USAID supports evidence-based HIV prevention efforts including behavior change, biomedical, and structural interventions that proved to have real impact on communities. These efforts include:

  • Preventing mother-to-child transmission. Through PEPFAR, USAID and the Ministry of Health and Social Services are providing services and counseling to pregnant women, their partners, children and families at faith-based facilities. This work complements activities implemented by the U.S. Centers for Disease Control at other government hospitals.
  • Care and support for people living with HIV/AIDS. USAID and the Ministry of Health and Social Services are building national capacity for drug and commodities management as well as expanding community-based programs through civil society organizations.
  • Voluntary counseling and testing. USAID is increasing access to testing for HIV, which helps identify patients for treatment and connect them with services in their community. In addition, research shows that when individuals are aware of their status—whether negative or positive—they take steps to better protect themselves and their partners.
  • Encouraging safer sexual behaviors. USAID and its Namibian partners employ a range of behavior change activities including those to delay the start of sexual activity among young people, to encourage monogamy and reduce the number of sexual partners and to correctly and consistently use condoms.
  • Stigma reduction. Improving attitudes toward those living with HIV/AIDS plays an important role in advancing prevention and treatment goals as well as supporting entire communities who have been affected by the epidemic.
  • Managing nutritional needs. In addition to training providers on nutrition standards for HIV/AIDS patients, USAID also supports efforts to integrate and strengthen nutritional assessment counseling and support for people living with HIV, especially pregnant and lactating mother and the children.

Orphans and Vulnerable Children

HIV/AIDS represents a significant threat to the well-being and safety of children, who become vulnerable long before an HIV-positive parent or caretaker dies. The need for society to provide care, support and educational opportunities for increasing numbers of these children is a significant challenge for communities. Working with the Ministry of Women Affairs and Child Welfare, faith-based and non-governmental organizations, USAID aims to strengthen coping mechanisms of children and their caregivers throughout Namibia.
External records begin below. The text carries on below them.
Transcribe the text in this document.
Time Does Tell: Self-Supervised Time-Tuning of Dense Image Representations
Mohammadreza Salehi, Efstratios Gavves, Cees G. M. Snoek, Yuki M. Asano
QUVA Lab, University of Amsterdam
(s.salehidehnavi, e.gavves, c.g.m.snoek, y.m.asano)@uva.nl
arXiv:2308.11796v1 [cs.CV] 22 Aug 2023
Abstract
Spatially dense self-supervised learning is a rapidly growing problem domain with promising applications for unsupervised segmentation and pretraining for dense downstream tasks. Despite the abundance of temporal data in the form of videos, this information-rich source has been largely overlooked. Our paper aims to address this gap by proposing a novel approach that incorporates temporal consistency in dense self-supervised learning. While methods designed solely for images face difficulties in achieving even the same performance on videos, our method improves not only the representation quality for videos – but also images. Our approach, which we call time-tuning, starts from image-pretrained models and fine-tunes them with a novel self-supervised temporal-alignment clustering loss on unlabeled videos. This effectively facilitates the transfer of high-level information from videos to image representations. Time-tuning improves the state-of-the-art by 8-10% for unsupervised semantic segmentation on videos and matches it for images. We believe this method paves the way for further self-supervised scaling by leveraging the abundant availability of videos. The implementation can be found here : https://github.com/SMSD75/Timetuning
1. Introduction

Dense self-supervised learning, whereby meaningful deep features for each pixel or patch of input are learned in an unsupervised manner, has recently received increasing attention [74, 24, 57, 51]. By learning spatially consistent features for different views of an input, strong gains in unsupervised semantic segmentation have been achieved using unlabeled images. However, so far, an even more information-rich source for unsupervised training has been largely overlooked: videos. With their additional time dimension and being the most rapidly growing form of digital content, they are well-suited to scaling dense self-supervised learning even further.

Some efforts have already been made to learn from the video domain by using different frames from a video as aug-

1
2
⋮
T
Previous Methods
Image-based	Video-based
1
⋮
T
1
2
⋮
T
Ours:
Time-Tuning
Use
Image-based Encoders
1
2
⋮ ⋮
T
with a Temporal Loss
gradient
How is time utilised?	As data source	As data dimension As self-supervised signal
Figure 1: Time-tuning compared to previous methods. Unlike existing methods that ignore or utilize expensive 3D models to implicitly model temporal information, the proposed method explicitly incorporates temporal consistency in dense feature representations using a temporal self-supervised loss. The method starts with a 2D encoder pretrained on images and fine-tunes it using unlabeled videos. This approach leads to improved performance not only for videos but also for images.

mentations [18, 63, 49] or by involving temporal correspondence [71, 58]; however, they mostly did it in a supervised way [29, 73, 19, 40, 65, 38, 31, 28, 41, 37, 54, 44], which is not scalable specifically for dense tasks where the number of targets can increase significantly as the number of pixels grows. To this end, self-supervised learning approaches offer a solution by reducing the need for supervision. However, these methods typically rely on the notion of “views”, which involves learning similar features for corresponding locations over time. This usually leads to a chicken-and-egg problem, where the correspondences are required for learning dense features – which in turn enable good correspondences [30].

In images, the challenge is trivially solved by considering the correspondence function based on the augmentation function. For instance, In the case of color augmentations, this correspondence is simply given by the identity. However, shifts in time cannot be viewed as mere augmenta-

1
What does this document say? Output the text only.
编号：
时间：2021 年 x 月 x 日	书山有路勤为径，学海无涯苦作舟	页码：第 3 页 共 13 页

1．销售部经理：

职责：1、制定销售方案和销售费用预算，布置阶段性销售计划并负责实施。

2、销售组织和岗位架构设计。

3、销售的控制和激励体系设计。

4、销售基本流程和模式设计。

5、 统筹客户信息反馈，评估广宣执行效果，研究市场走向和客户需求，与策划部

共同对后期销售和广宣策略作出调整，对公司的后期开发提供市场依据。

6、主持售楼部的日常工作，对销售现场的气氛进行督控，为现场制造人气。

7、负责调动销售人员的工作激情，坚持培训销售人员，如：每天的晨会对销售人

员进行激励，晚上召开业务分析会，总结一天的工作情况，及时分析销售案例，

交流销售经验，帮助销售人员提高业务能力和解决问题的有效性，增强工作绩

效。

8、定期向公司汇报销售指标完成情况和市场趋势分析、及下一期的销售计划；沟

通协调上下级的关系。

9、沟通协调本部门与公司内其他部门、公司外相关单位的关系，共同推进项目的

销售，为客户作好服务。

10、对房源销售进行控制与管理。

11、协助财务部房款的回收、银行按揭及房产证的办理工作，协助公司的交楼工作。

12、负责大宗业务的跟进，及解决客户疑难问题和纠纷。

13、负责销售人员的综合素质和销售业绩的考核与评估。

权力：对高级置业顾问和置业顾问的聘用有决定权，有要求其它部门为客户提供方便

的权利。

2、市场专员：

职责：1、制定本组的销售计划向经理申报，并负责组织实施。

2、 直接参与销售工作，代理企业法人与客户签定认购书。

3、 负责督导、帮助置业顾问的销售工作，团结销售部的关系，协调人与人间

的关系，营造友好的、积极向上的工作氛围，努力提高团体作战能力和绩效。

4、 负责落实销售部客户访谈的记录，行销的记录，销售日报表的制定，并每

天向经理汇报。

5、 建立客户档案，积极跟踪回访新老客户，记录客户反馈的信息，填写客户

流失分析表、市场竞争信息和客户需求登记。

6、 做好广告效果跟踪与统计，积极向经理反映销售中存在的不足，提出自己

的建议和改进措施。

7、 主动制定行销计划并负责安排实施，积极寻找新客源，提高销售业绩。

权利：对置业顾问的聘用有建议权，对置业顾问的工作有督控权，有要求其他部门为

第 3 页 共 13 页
USAID programs reach approximately 75,000 orphans and vulnerable children or caregivers directly with community care and economic strengthening activities, including vocational training; village savings groups; and child health, educational, and psychosocial support. More than 500 local faith-based congregations receive USAID assistance through small grants for community projects. At the national level, USAID supports the Orphans and Vulnerable Children Permanent Task Force and provides technical assistance to the Orphans and Vulnerable Children Trust Fund.

Infectious Diseases

Tuberculosis

In sub-Saharan Africa where HIV-TB co-infection rates are high, improving TB control is a critical part of the fight against HIV/AIDS. Over the last eight years, USAID supported the Ministry of Health and Social Services, National TB Control Program. Our support to TB programs focuses on increasing access to quality care and building the capacity of host country systems. This financial and technical support enabled Namibia to achieve the World Health Organization global targets of 70 percent case detection rate and 85 percent treatment success rate.

Health Systems

In line with the Global Health Initiative and the second phase of PEPFAR, USAID’s programming is making the transitioning from an emergency response to long-term system strengthening. We use an integrated approach that allows host country partners, including the Government of Namibia and civil society, to mobilize resources and take ownership to manage their own activities. Capacity-building efforts include the areas of planning, financing, human resources and monitoring and oversight.